Ukrayna Devlet Başkanı Zelenski’nin, oyunculuktan gelen biri olması hasebiyle siyaseti bilmediğini ve hatta lider vasıflı olmadığını düşünenler, eleştirilerinde çok yanıldılar.

Rus saldırısı başlayınca Fransa Zelenski’yi ülkesinden çıkartabileceklerini teklif etti. Fakat yapılan bu teklifi, hiç düşünmeden reddeden Zelenski, bir anda ülkesinde milli kahraman oldu. Zelenski, takım elbisesini çıkartıp askeri elbiselerini giyerek ülke savunmasının en ön saflarında yerini almasından dolayı dünya kamuoyu tarafından da takdir gördü.
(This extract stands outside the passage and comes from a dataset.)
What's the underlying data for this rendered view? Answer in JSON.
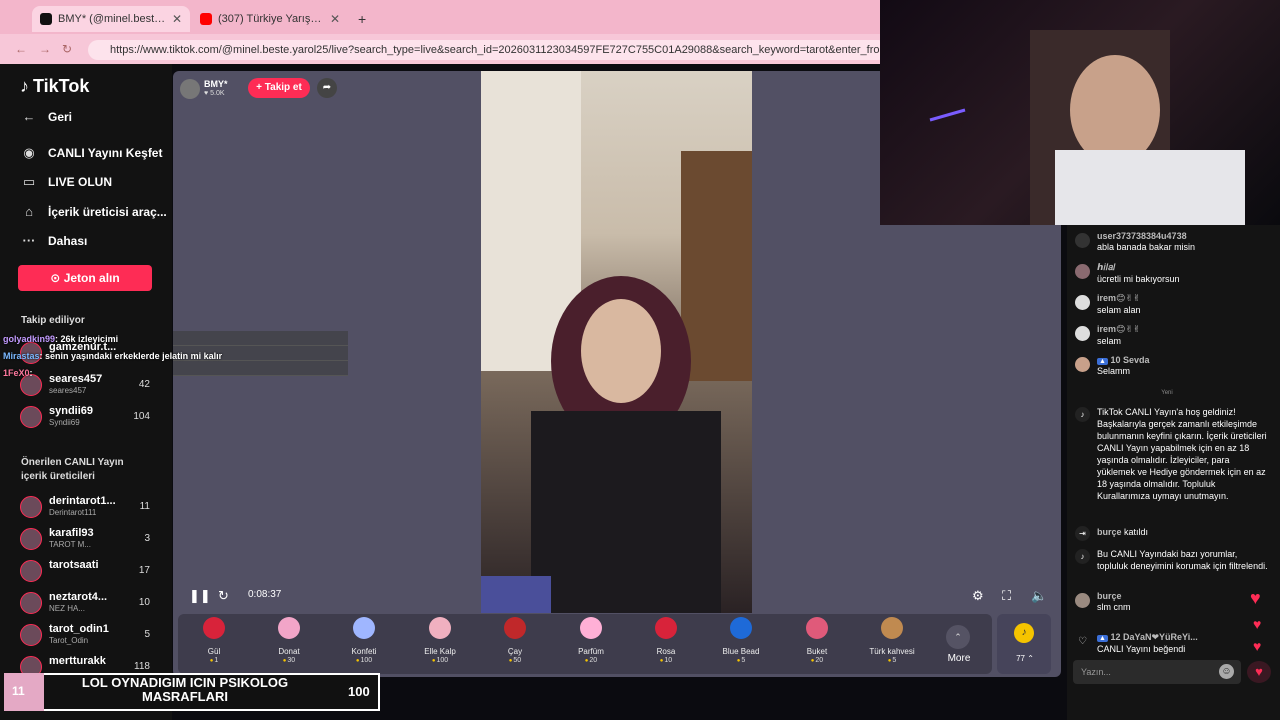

18-65 yaş aralığında olan erkekler hariç, kadın ve çocukların ülke dışına çıkmasına müsaade edilmesiyle sınır kapıları kadın ve çocuklarla doldu. Geride kalanların canhıraş savunmaya geçerek Ruslara ağır kayıplar verdirmeleri, Avrupa ülkelerinin Ukrayna’ya bakışlarını değiştirdi. Bunun etkisiyle, Rusya’ya ekonomik yaptırımlar başta olmak üzere, yalnızlaştırma politikasını hayata geçirdiler.

Bu arada Türkiye’nin de içinde olduğu birçok ülke Ukrayna‘ya insani yardımları başlatırken, bazı ülkeler de silah yardımlarını başlattı.

Ukrayna'nın en büyük zafiyeti; aynı coğrafya içinde birlikte yaşadıkları Rusların, ayrılıkçı olarak Rus askerlerine destek verip arkadan vurmaları oldu.

Bu konu bana, şu an bizim içimizde de bulunan, yaklaşık 8 milyon göçmen ve sığınmacıların durumunu düşündürdü. Çok ciddi sayıya ulaşan, başta Suriyeli ve Afganlar, zamanla farklı duruşlar sergilemezler, İnşaAllah.

Türkiye Cumhuriyeti olarak “Ukrayna’ya ve Rusya’ya eşit mesafede duracağız” diyerek, orta bir yol izleyen Sayın Cumhurbaşkanımızı, takdir ve tebrik ediyorum.

İki ülkeyle de vazgeçilmez boyutta ilişkilerimiz olduğu bilincinden, vazgeçmemeliyiz.

Millet olarak, her zamankinden çok daha fazla kenetlenerek, kardeş olma ruhumuzu artırmalıyız.

Siyasi tercihlerimizi belirleyen sandık önümüze konulduğunda ise yıkıp dökmek yerine, tamamen yapıcı ve daha iyi yönetecek lideri seçme adına oyumuzu kullanmalıyız.